I'm just trying to understand what Paul was saying. So horns have more a focused beam of intensity directly in front and the sensitivity is extremely high but the efficiency, as I understand it now, is based on intensity from all angles. So if horns are the most efficient designs possible then they must focus well at all angles...
If a speaker does not radiate sound at other angles well then it's efficiency won't be as high. I could be completely off-base with my interpretation of all of this. I just figured that if horn-loaded speakers were the most sensitive speakers with the best efficiency that would imply that their on-axis sound intensity is very high as well as off-axis results...

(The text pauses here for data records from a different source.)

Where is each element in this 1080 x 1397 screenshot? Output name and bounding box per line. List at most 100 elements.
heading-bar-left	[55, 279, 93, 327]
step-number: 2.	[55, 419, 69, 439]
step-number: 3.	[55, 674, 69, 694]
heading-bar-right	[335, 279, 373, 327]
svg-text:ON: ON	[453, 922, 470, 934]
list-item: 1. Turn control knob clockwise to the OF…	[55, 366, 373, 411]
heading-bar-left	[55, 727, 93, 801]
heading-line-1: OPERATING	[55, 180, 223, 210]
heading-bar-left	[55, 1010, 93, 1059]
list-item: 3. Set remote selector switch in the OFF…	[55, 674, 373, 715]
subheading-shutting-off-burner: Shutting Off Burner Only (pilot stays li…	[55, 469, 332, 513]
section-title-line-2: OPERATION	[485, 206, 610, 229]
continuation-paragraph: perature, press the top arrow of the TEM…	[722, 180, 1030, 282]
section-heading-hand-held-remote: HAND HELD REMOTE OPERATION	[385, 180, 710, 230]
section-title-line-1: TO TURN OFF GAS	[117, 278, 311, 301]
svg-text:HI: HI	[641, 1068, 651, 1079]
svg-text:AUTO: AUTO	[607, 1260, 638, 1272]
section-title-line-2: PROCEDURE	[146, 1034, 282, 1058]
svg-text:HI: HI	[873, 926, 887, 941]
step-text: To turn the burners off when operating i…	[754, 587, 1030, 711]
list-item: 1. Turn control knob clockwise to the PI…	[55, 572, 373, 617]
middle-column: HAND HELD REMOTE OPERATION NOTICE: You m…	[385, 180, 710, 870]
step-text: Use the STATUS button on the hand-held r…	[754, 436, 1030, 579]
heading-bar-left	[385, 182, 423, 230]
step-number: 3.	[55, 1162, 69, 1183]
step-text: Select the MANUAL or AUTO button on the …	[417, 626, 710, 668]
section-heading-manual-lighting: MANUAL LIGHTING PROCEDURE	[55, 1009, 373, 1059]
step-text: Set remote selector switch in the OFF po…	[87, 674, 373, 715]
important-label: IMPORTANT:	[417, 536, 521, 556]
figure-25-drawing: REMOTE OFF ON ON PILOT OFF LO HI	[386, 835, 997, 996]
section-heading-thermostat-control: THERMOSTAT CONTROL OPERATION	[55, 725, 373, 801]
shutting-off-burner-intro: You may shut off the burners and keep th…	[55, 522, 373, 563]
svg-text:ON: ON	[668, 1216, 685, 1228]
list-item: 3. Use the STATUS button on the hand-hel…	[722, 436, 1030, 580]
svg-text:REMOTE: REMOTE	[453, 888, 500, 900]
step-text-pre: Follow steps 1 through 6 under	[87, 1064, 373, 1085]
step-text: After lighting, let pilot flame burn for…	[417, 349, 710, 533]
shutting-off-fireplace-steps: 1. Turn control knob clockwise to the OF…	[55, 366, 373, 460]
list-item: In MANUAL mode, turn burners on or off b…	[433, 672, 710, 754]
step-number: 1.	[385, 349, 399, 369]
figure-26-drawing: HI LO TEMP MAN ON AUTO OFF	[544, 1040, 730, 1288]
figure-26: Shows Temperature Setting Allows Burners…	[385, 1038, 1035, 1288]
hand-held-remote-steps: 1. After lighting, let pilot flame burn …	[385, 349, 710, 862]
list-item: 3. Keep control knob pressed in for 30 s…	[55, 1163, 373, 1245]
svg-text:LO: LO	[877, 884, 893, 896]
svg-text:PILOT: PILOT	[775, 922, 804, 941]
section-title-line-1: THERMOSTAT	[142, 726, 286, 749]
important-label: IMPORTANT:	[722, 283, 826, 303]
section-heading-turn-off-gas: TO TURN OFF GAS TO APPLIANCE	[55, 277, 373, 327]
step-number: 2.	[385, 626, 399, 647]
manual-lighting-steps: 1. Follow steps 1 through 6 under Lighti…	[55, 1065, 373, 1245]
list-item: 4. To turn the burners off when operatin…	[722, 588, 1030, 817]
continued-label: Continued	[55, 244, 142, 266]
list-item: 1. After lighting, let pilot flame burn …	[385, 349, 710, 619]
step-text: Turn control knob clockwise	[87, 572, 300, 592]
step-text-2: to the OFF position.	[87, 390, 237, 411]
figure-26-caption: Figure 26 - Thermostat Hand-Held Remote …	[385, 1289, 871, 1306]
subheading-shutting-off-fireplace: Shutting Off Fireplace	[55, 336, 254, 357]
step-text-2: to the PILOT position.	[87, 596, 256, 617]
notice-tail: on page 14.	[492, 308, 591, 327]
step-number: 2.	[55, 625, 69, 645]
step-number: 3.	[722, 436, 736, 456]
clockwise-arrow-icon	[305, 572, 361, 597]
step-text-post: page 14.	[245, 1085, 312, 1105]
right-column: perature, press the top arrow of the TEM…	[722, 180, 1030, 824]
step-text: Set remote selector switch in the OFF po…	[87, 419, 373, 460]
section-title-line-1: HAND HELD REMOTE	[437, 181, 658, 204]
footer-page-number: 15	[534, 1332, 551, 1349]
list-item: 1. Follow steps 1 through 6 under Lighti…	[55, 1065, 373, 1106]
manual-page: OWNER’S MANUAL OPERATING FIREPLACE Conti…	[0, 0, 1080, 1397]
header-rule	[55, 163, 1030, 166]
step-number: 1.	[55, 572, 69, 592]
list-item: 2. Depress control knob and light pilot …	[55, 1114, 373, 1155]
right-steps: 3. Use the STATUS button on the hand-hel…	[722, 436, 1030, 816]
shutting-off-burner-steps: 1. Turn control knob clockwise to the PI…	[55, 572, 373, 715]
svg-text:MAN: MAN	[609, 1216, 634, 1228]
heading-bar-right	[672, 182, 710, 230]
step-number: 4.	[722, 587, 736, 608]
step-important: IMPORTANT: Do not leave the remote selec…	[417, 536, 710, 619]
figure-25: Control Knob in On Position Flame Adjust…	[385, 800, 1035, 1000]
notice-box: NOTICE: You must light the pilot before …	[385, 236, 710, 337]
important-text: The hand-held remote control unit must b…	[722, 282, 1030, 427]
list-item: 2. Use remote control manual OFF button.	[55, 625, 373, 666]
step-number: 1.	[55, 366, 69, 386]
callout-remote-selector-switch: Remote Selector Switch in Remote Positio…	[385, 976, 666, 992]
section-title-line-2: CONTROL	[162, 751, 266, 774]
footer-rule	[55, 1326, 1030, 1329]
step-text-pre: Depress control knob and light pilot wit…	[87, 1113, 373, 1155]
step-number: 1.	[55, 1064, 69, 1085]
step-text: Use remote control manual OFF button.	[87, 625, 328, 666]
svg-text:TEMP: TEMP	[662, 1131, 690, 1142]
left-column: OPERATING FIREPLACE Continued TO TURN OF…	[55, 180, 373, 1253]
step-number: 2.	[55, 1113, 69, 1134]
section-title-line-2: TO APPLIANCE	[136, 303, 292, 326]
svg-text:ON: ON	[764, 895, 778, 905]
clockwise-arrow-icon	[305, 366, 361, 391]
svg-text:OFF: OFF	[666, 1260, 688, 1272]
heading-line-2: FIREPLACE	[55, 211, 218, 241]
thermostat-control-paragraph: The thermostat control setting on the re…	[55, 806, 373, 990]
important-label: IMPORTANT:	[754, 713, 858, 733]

Does any of that make sense ?
Think of a point source speaker as if it were a small, bare light bulb and a horn as a very focused flashlight. The intensity is higher because all of the light is going in a narrow direction, even though the bulb may be rated as lower Wattage than the bare bulb. Also, in a free field, sound diminishes at a rate that's covered by the Inverse Square rule, which means that, as the distance doubles, the output becomes 1/4 of what it is at the original spot. If the space is highly reverberant, some of the sound/light reflects back and is still useful.
The sound from a horn can't be heard very well from the sides, unless it was designed for wide dispersion.
Volume, in dB, is how loud it's measured to be but intensity is how the sound or light is perceived.